Podemos ser inspirados por Artaud. Podemos ser desollados, cambiados por
Artaud, pero no hay manera de aplicar el pensamiento de Artaud. Incluso en los
dominios del teatro, donde la presencia de Artaud pudo ser vertida en un
programa y una teoría, la labor de aquellos directores que más se han
beneficiado con sus ideas muestra que no hay una manera de aprovechar a Artaud
que le sea fiel. Ni siquiera el mismo Artaud encontró una manera; a todas
luces, sus propias producciones teatrales estuvieron muy lejos del nivel de sus
ideas. Y para todos aquellos sin conexión con el teatro -principalmente los de
ideas anarquistas, para quienes Artaud ha sido de especial importancia- la
experiencia de su obra sigue siendo profundamente privada. Para nosotros,
Artaud es alguien que realizó un viaje espiritual: un chamán.
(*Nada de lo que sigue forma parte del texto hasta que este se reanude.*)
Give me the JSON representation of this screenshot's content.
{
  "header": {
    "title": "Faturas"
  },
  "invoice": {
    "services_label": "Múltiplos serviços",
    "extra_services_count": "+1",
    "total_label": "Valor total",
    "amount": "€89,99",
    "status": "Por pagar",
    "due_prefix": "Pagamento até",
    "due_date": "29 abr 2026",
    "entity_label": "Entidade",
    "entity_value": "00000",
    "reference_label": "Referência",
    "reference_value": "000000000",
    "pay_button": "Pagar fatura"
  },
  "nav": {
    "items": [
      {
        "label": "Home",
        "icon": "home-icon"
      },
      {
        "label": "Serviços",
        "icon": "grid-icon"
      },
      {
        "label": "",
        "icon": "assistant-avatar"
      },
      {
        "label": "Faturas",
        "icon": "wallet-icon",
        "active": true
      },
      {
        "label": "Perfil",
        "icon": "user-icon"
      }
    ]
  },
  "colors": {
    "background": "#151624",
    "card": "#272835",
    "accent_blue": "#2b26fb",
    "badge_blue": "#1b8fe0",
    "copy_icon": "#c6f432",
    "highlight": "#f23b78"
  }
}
Sería presuntuoso
reducir la geografía del viaje de Artaud a lo que puede ser colonizado. Su
autoridad se encuentra en las partes que no aportan al lector nada más que una
intensa incomodidad de la imaginación.
Cerrar la
brecha entre arte y vida destruye al arte y, al mismo tiempo, lo universaliza.
En el manifiesto que Artaud escribió para el Teatro Alfred Jarry, que él mismo
fundó en 1926, saluda “la mala fama que, sucesivamente, todas las formas del
arte están adquiriendo”. Para Artaud, insultar al arte (como insultar al
público) es un intento de impedir la corrupción del arte, la trivialización del
sufrimiento. Su deleite puede ser una pose, pero sería inconsecuente para él
lamentar ese estado de cosas. Una vez que la norma principal del arte consiste
en su imbricación con la vida (es decir, con todo, incluso con las demás
artes), la existencia de formas de arte separadas deja de ser defendible.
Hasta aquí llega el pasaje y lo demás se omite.